A few supervised public toilets would be good, though.

There are issues around that too, and the Deputy knows that.

Not if they are supervised.

Would you support - through the Chair -----

I would not be asking open-ended questions.

I know we cannot do that. Apologies. But would the Deputy support the redevelopment of O'Connell Street as proposed by Hammerson?

Well then we go another ten years for something else to come along. That is the problem.

That is not the problem.

We need to be honest with ourselves. We keep saying this must happen and that must happen but when someone comes forward with a proposal and it goes on for ten years trying to get agreement from everybody and we get an outcome and then we start opposing-----

Something needs to be done. Here is something: let us do that.
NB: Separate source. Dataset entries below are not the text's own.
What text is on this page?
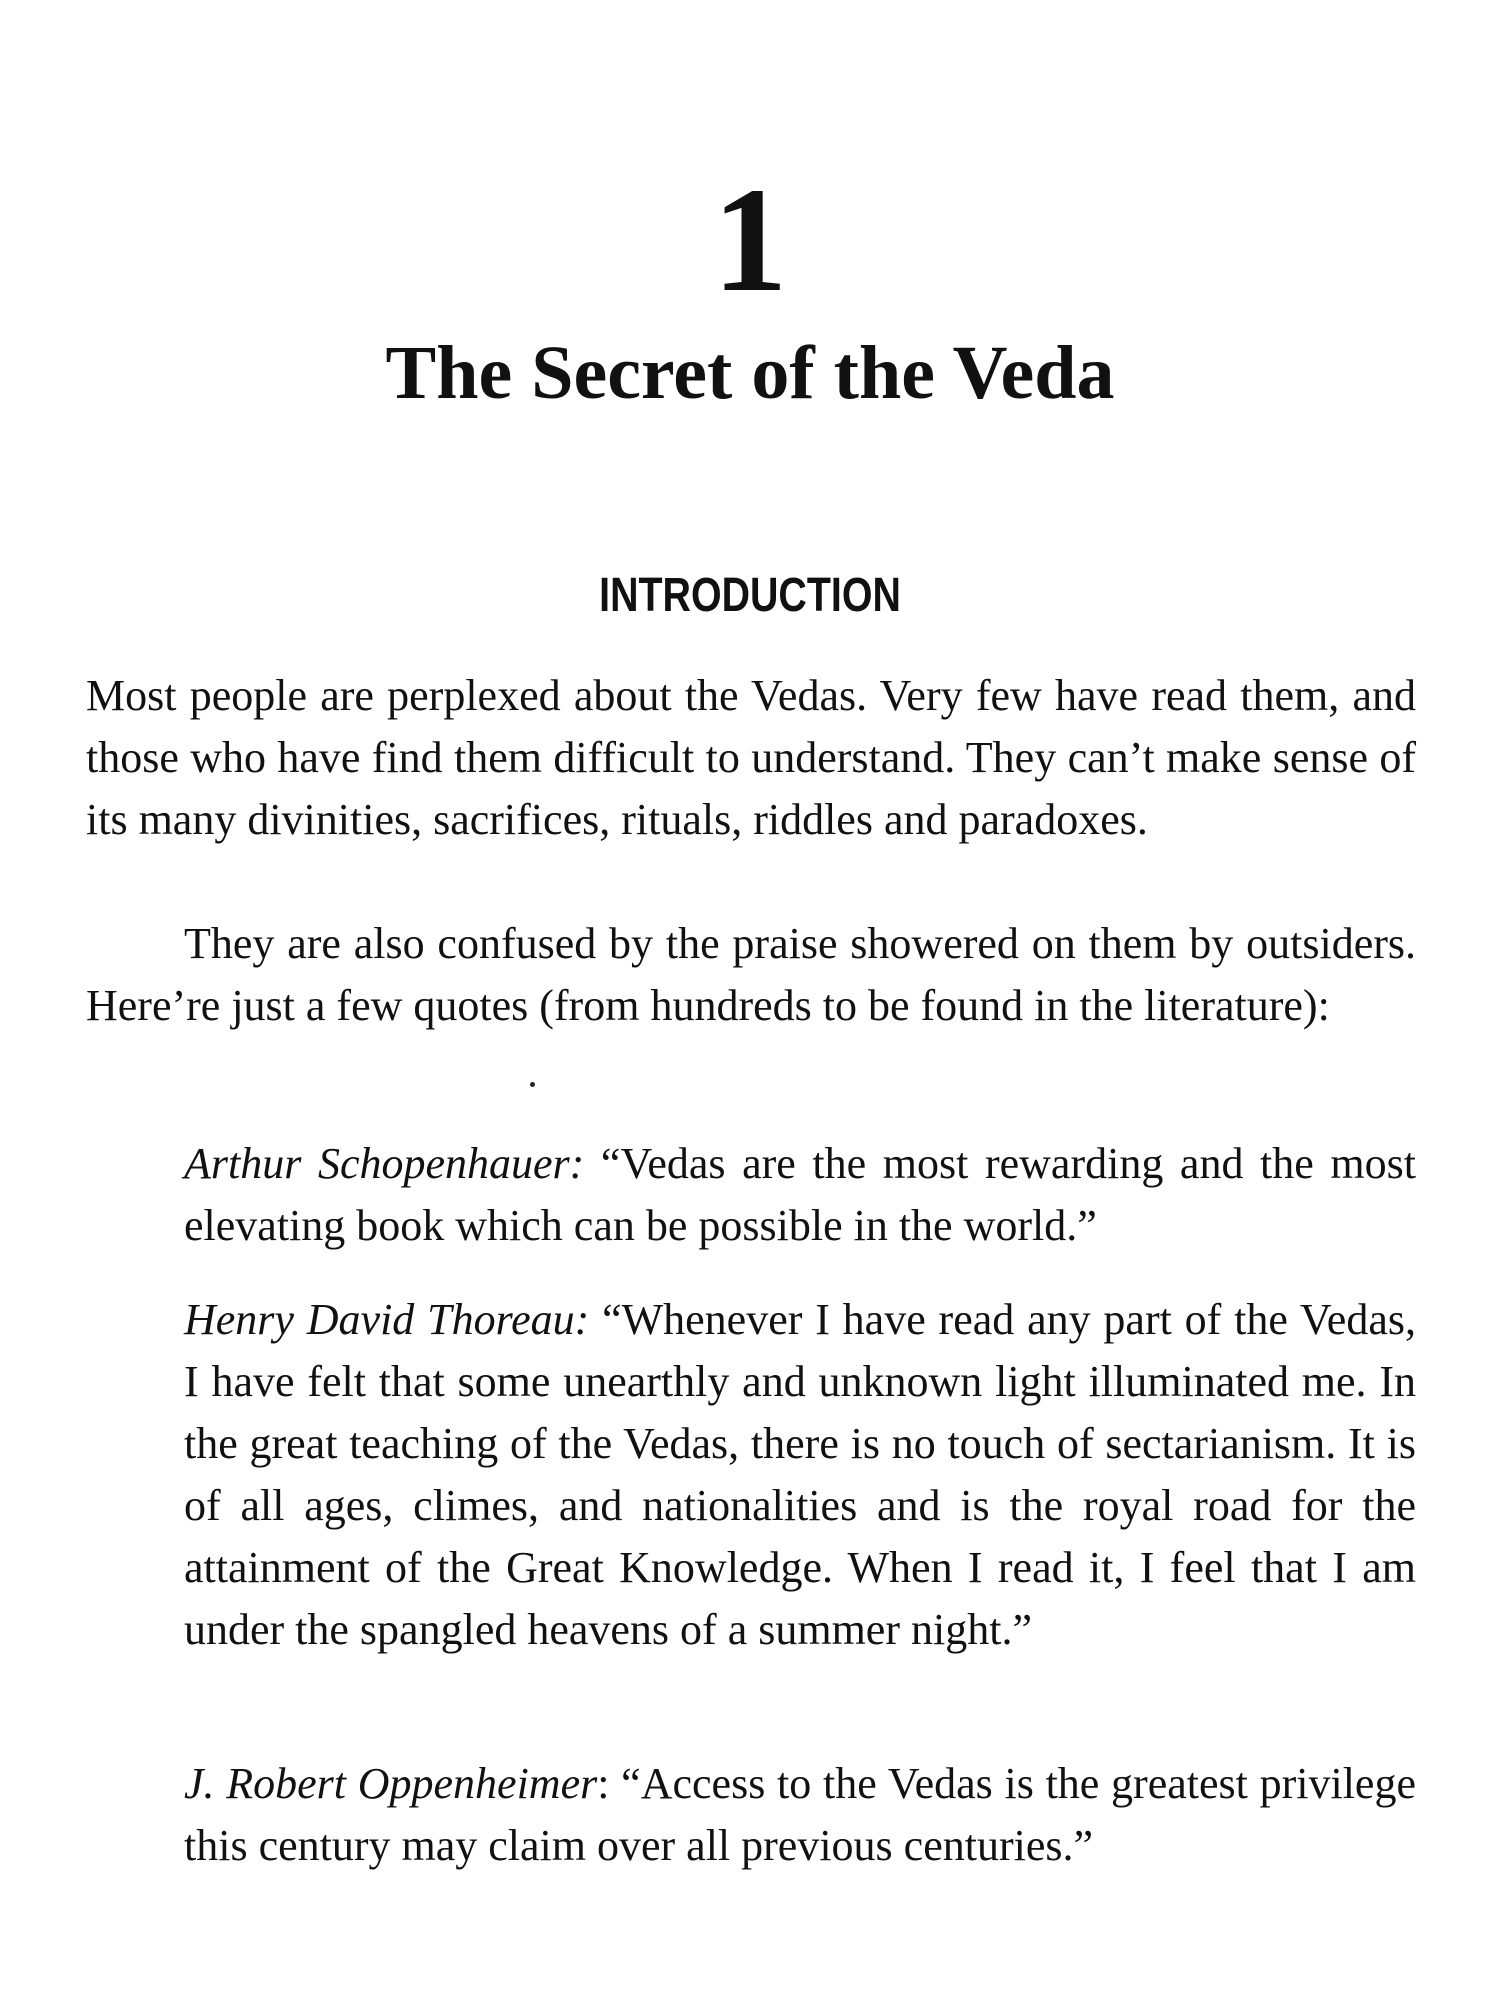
1
The Secret of the Veda
INTRODUCTION

Most people are perplexed about the Vedas. Very few have read them, and those who have find them difficult to understand. They can’t make sense of its many divinities, sacrifices, rituals, riddles and paradoxes.

They are also confused by the praise showered on them by outsiders. Here’re just a few quotes (from hundreds to be found in the literature):

Arthur Schopenhauer: “Vedas are the most rewarding and the most elevating book which can be possible in the world.”

Henry David Thoreau: “Whenever I have read any part of the Vedas, I have felt that some unearthly and unknown light illuminated me. In the great teaching of the Vedas, there is no touch of sectarianism. It is of all ages, climes, and nationalities and is the royal road for the attainment of the Great Knowledge. When I read it, I feel that I am under the spangled heavens of a summer night.”

J. Robert Oppenheimer: “Access to the Vedas is the greatest privilege this century may claim over all previous centuries.”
No, sorry. This has been long considered in great detail by everybody. Not me; I am not involved.

I do get impatient at our complaining about everything for decades and not reaching a compromise to get something done to transform streetscapes and bring about an improvement. Improvements have been made in other parts of the country to good effect. We have transformed towns and cities across the country and this has had a huge impact in tackling dereliction and behaviour that follows it.